If your growing space is limited to indoors, container gardens also work well this time of year. Make sure your plants are getting enough sun by placing them in a south-facing window.

 
posted by on 11/12/08 at 08:21 PM. [printer-friendly version]   

COMMENTS

 

I've been enthusiastically planting a container garden inside my apartment. I happened to get interested in it during the late fall, so I'm taking on the learning curve now.

I have three long containers. One is full of cilantro seeds. After about 3-4 weeks, the sprouts are about 5-6" tall, and showing their first leaves shaped like the cilantro we know and love to eat.
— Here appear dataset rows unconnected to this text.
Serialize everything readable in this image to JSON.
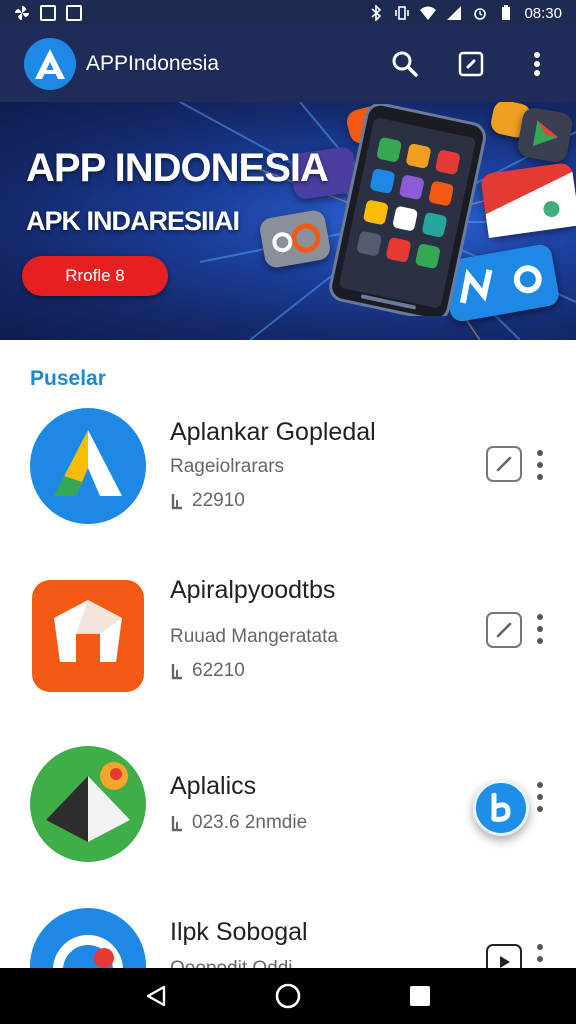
{
  "status_bar": {
    "time": "08:30",
    "icons_left": [
      "pinwheel-icon",
      "image-icon",
      "square-icon"
    ],
    "icons_right": [
      "bluetooth-icon",
      "vibrate-icon",
      "wifi-icon",
      "signal-icon",
      "alarm-icon",
      "battery-icon"
    ]
  },
  "appbar": {
    "title": "APPIndonesia",
    "actions": [
      "search-icon",
      "edit-icon",
      "more-icon"
    ]
  },
  "banner": {
    "headline": "APP INDONESIA",
    "subheadline": "APK INDARESIIAI",
    "button_label": "Rrofle 8"
  },
  "section": {
    "title": "Puselar"
  },
  "apps": [
    {
      "name": "Aplankar Gopledal",
      "category": "Rageiolrarars",
      "count": "22910",
      "action": "edit",
      "icon_colors": [
        "#1e88e5",
        "#fbbc05",
        "#34a853"
      ]
    },
    {
      "name": "Apiralpyoodtbs",
      "category": "Ruuad Mangeratata",
      "count": "62210",
      "action": "edit",
      "icon_colors": [
        "#f25a14",
        "#ffffff"
      ]
    },
    {
      "name": "Aplalics",
      "category": "",
      "count": "023.6 2nmdie",
      "action": "fab",
      "icon_colors": [
        "#3fae49",
        "#2d2d2d",
        "#f4a52a"
      ]
    },
    {
      "name": "Ilpk Sobogal",
      "category": "Ooopodit Oddi",
      "count": "",
      "action": "play",
      "icon_colors": [
        "#1e88e5",
        "#ffffff",
        "#e53935"
      ]
    }
  ],
  "navbar": {
    "buttons": [
      "back-icon",
      "home-icon",
      "recents-icon"
    ]
  }
}
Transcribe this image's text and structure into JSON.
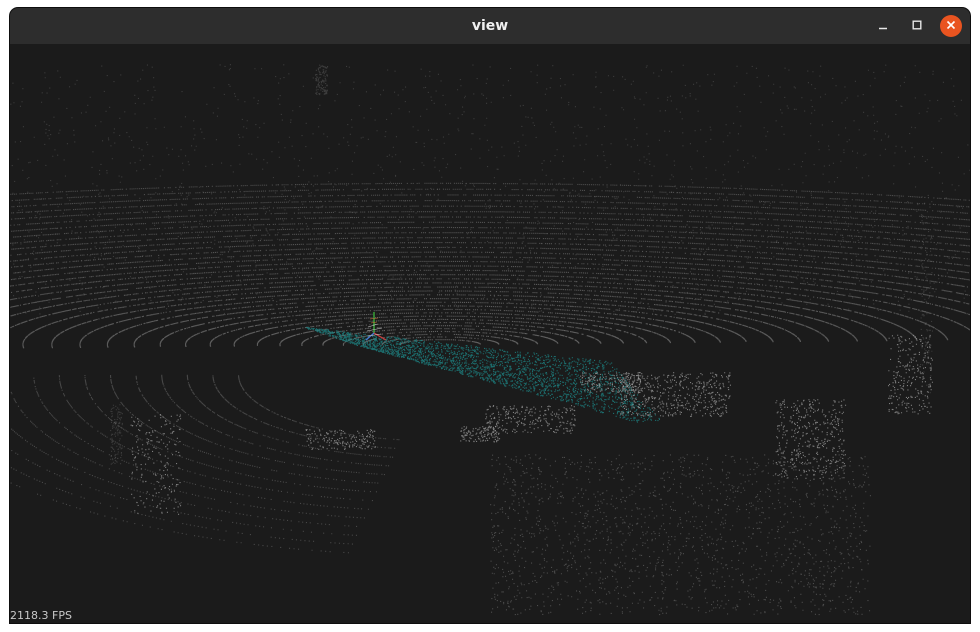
{
  "window": {
    "title": "view"
  },
  "titlebar_buttons": {
    "minimize_icon": "minimize-icon",
    "maximize_icon": "maximize-icon",
    "close_icon": "close-icon"
  },
  "viewer": {
    "fps_label": "2118.3 FPS"
  },
  "colors": {
    "title_bar": "#2d2d2d",
    "canvas_bg": "#1b1b1b",
    "close_button": "#e95420",
    "point_gray": "#8a8a8a",
    "point_teal": "#1e8a8a"
  }
}
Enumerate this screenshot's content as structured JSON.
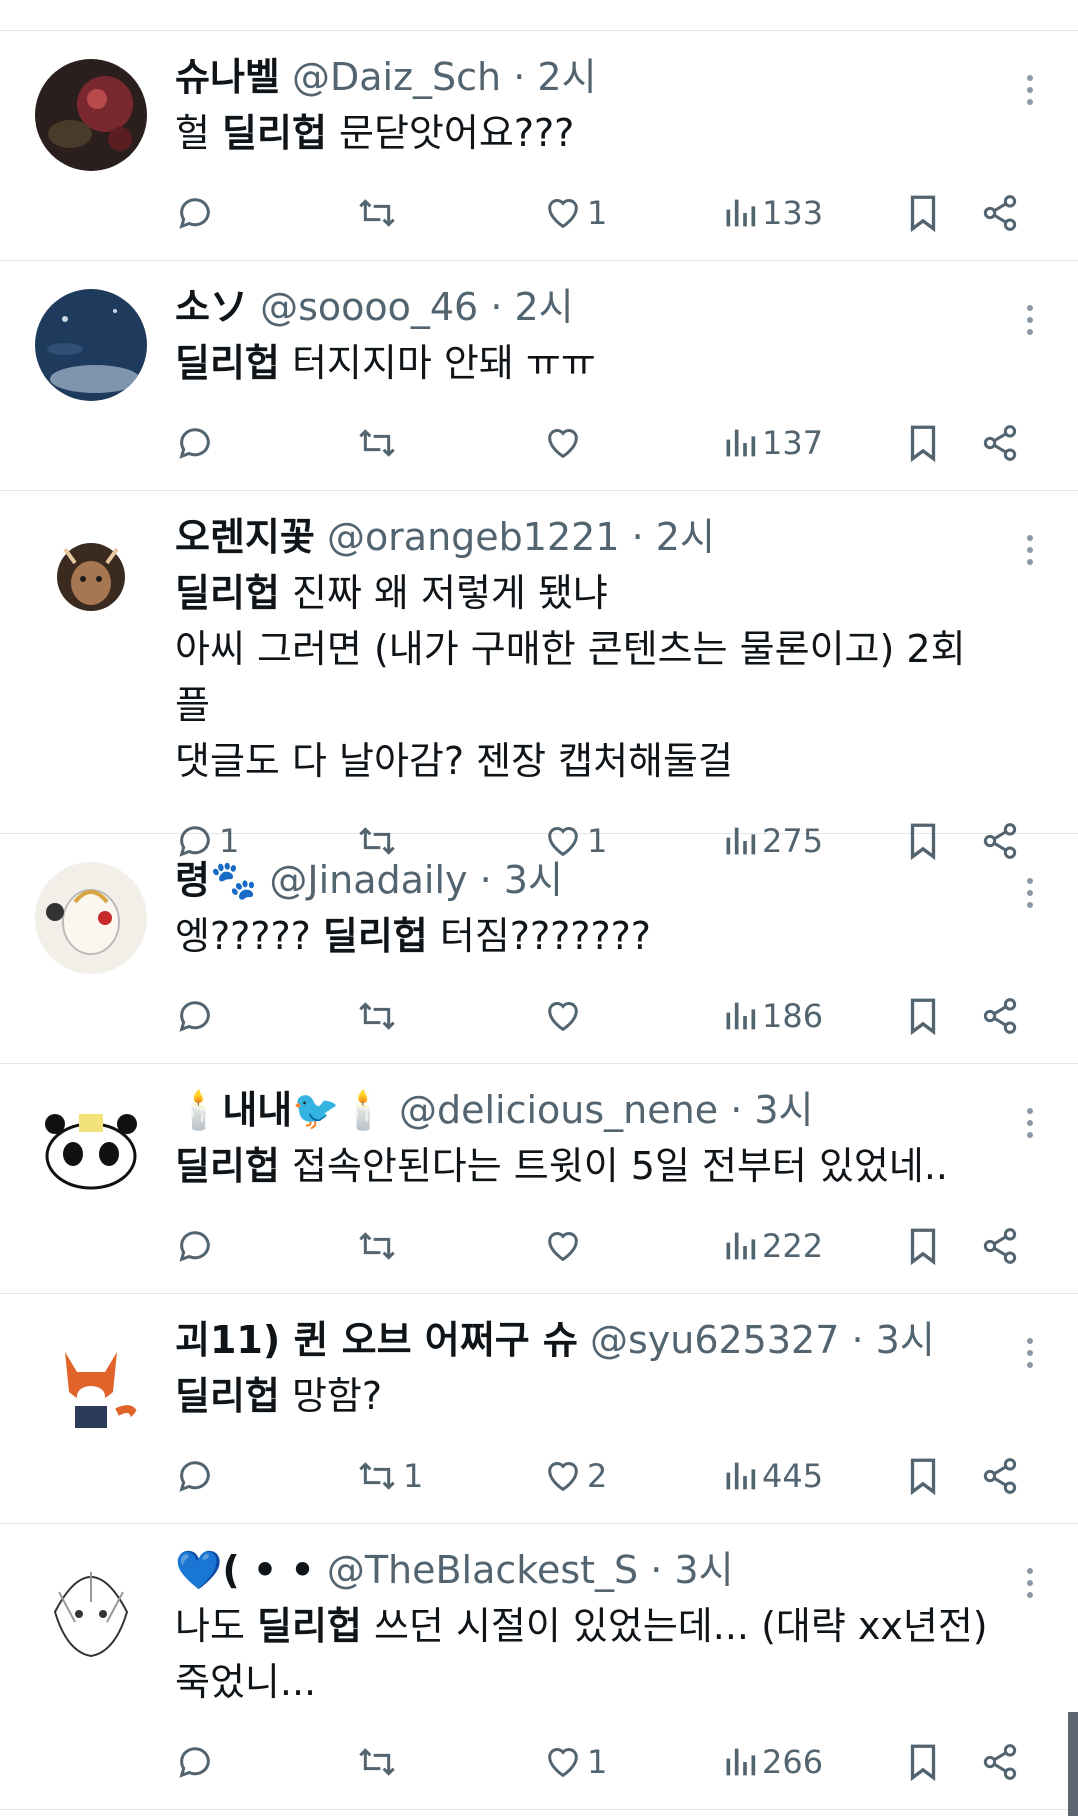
{
  "tweets": [
    {
      "name": "슈나벨",
      "handle": "@Daiz_Sch",
      "time": "2시",
      "body_parts": [
        {
          "text": "헐 ",
          "bold": false
        },
        {
          "text": "딜리헙",
          "bold": true
        },
        {
          "text": " 문닫앗어요???",
          "bold": false
        }
      ],
      "reply_count": "",
      "retweet_count": "",
      "like_count": "1",
      "view_count": "133",
      "avatar_colors": [
        "#2a1f1d",
        "#7a2830",
        "#b84a4a"
      ]
    },
    {
      "name": "소ソ",
      "handle": "@soooo_46",
      "time": "2시",
      "body_parts": [
        {
          "text": "딜리헙",
          "bold": true
        },
        {
          "text": " 터지지마 안돼 ㅠㅠ",
          "bold": false
        }
      ],
      "reply_count": "",
      "retweet_count": "",
      "like_count": "",
      "view_count": "137",
      "avatar_colors": [
        "#1e3a5c",
        "#2f4f74",
        "#c9d6e3"
      ]
    },
    {
      "name": "오렌지꽃",
      "handle": "@orangeb1221",
      "time": "2시",
      "body_parts": [
        {
          "text": "딜리헙",
          "bold": true
        },
        {
          "text": " 진짜 왜 저렇게 됐냐",
          "bold": false
        }
      ],
      "extra_lines": [
        "아씨 그러면 (내가 구매한 콘텐츠는 물론이고) 2회플",
        "댓글도 다 날아감? 젠장 캡처해둘걸"
      ],
      "reply_count": "1",
      "retweet_count": "",
      "like_count": "1",
      "view_count": "275",
      "avatar_colors": [
        "#3b2a1f",
        "#a67750",
        "#e7c9a0"
      ]
    },
    {
      "name": "령🐾",
      "handle": "@Jinadaily",
      "time": "3시",
      "body_parts": [
        {
          "text": "엥????? ",
          "bold": false
        },
        {
          "text": "딜리헙",
          "bold": true
        },
        {
          "text": " 터짐???????",
          "bold": false
        }
      ],
      "reply_count": "",
      "retweet_count": "",
      "like_count": "",
      "view_count": "186",
      "avatar_colors": [
        "#f2efe9",
        "#d9a441",
        "#c82a2a"
      ]
    },
    {
      "name": "🕯️내내🐦🕯️",
      "handle": "@delicious_nene",
      "time": "3시",
      "body_parts": [
        {
          "text": "딜리헙",
          "bold": true
        },
        {
          "text": " 접속안된다는 트윗이 5일 전부터 있었네..",
          "bold": false
        }
      ],
      "reply_count": "",
      "retweet_count": "",
      "like_count": "",
      "view_count": "222",
      "avatar_colors": [
        "#ffffff",
        "#111111",
        "#f3e27a"
      ]
    },
    {
      "name": "괴11) 퀸 오브 어쩌구 슈",
      "handle": "@syu625327",
      "time": "3시",
      "body_parts": [
        {
          "text": "딜리헙",
          "bold": true
        },
        {
          "text": " 망함?",
          "bold": false
        }
      ],
      "reply_count": "",
      "retweet_count": "1",
      "like_count": "2",
      "view_count": "445",
      "avatar_colors": [
        "#ffffff",
        "#e0642a",
        "#2d3b5a"
      ]
    },
    {
      "name": "💙( • •",
      "handle": "@TheBlackest_S",
      "time": "3시",
      "body_parts": [
        {
          "text": "나도 ",
          "bold": false
        },
        {
          "text": "딜리헙",
          "bold": true
        },
        {
          "text": " 쓰던 시절이 있었는데... (대략 xx년전)",
          "bold": false
        }
      ],
      "extra_lines": [
        "죽었니..."
      ],
      "reply_count": "",
      "retweet_count": "",
      "like_count": "1",
      "view_count": "266",
      "avatar_colors": [
        "#ffffff",
        "#333333",
        "#999999"
      ]
    }
  ],
  "icons": {
    "reply": "reply-icon",
    "retweet": "retweet-icon",
    "like": "heart-icon",
    "views": "views-icon",
    "bookmark": "bookmark-icon",
    "share": "share-icon",
    "more": "more-icon"
  },
  "colors": {
    "text": "#0f1419",
    "secondary": "#536471",
    "divider": "#e6e9ec"
  }
}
I bought a basil starter plant that I've been picking leaves off of for more than a month, and it's thriving and replacing some of the places where I've plucked. Sharing a long container with the basil, I have a garlic clove planted that's really stable.

I just planted a long container of lettuce that hasn't germinated yet, so I'm hopeful about that. Lettuce is always the first thing that goes bad when I buy it at the store, so having some fresh in the house would be great.

posted by darren on 11/12/08 at 11:02 PM

It is so good to hear of young people coming to know gardening.

posted by JLY on 11/17/08 at 12:01 AM

Darren, my dad actually planted some of that hydroponic lettuce that you can buy in the store -- it's usually some kind of butter lettuce that still has the roots on the bottom? He said it has done really well! He's already gotten two more heads of lettuce out of it. I'm going to try it myself, because like you, anytime I get lettuce in the store it just doesn't last long enough.

JLY I love gardening, I just wish I had a bigger space to do it! I'm in a small apartment with just a few potted plants for now.